In the study published this week in the journal Nature, a team of Spanish researchers working with the European Southern Observatory (ESO) revealed the heavy pair of white dwarf stars when looking into the strange shapes taken form by planetary nebulae. Looking to the beautiful wonders of the galaxy such as the Cat's Eye Nebula and the Helix Nebula as the basis for their study, the researchers wanted to learn why the aging stars create such diverse, multicolored structures in the night sky.

"The planetary nebula stage is the ultimate fate of stars with masses one to eight times that of the sun" the study's coauthors say. "Although several mechanisms involving binary interaction have been proposed, the origin of their complex morphologies is poorly understood."

But in looking for the origins of the odd shapes, the researchers found something far more interesting. Utilizing the Very Large Telescope to examine the nebulae, Henize 2-428, the researchers discovered not one, but two stars spinning at the center of the beautiful mass. Together with a combined mass of nearly 1.8 that of our sun, the binary pair are roughly the same size and each orbits the other. 

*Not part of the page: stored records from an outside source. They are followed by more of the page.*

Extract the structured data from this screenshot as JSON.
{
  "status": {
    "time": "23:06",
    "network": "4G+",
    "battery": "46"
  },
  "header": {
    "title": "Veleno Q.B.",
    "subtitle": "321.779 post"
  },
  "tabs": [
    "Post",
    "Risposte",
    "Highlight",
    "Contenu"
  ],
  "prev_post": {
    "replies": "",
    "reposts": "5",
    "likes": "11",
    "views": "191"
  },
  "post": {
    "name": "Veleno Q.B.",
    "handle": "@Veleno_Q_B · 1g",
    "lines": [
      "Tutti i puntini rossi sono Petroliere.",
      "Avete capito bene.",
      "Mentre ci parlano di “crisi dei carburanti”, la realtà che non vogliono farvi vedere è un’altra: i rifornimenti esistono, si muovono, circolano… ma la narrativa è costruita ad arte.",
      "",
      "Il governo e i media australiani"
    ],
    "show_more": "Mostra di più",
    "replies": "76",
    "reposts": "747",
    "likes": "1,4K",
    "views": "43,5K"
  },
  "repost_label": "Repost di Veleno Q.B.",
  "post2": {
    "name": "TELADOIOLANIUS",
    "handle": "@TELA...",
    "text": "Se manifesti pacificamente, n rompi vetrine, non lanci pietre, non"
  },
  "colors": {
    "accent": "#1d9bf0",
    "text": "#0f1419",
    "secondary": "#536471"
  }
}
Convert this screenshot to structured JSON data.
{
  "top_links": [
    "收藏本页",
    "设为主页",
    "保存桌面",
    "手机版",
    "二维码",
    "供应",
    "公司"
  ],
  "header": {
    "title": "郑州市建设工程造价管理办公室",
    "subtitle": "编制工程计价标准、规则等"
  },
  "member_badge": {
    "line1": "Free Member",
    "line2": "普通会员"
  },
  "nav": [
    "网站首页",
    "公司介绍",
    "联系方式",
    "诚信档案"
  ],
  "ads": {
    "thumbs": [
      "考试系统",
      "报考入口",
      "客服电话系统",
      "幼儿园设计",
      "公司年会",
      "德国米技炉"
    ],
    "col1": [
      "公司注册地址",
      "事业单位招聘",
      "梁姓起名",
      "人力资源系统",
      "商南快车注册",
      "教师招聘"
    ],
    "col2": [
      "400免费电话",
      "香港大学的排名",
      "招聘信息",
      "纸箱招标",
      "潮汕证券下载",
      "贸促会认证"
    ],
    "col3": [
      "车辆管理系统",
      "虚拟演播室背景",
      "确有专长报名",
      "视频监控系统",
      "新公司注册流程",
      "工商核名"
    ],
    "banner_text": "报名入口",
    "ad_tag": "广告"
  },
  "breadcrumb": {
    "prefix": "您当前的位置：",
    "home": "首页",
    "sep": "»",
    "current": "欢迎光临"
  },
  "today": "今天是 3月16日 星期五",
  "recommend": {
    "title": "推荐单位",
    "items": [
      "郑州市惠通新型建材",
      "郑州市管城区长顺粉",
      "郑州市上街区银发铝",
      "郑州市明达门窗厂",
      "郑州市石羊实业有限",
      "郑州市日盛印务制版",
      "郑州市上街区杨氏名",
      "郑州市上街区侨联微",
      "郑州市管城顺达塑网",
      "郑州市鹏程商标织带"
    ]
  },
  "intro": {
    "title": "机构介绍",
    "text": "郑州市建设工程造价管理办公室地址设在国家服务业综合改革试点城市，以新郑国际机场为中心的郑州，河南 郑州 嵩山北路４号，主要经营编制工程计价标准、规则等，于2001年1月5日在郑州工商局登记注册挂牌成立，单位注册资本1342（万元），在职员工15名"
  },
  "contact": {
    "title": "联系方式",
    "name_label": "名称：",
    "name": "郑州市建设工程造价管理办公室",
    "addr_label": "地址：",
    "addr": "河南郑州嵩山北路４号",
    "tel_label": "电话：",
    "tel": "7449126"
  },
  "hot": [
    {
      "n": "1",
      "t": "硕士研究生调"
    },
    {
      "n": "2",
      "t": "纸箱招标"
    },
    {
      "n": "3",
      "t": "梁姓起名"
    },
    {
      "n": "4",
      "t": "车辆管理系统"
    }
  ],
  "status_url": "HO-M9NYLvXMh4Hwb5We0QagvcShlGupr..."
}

And that's not the only thing that they found. 

In a follow-up analysis using telescopes in the Canary Islands, the researchers found that not only were the two stars orbiting one another, but also that they are closer than they would have ever expected. Their orbital period is only a mere 4.2 hours, meaning that they'er spinning abnormally quickly and far too close to sustain their own distinct masses. In fact, at such a close distance, the researchers estimate that the stars' gravity will pull the pair together within 700 million years, resulting in a catastrophic merger for the stars and the nebula. 

According to the Chandrasekhar limit, a theory that defines the maximum mass of a stable white dwarf star, the combined stars will be far too large to withstand their own mass, and the stellar pair will degenerate in a type Ia supernova blast that will illuminate the sky. Though the double-degenerate pathway has until now merely been a hypothesis theorized by astronomers, the odd pair of Henize 2-428 supports the hypothesis - that is, if the supernova takes place some 700 million years down the line.

Co-author of the study, Dr. David Jones says that while there is still much to be learned about the strange nebula, the revelation of the twin stars will undoubtedly add greatly to astronomers' understandings of the origins of such supernovae blasts. 

"Until now, the formation of supernovae Type Ia by the merging of two white dwarfs was purely theoretical" Jones says. "The pair of stars in Henize 2-428, however, is the real thing!"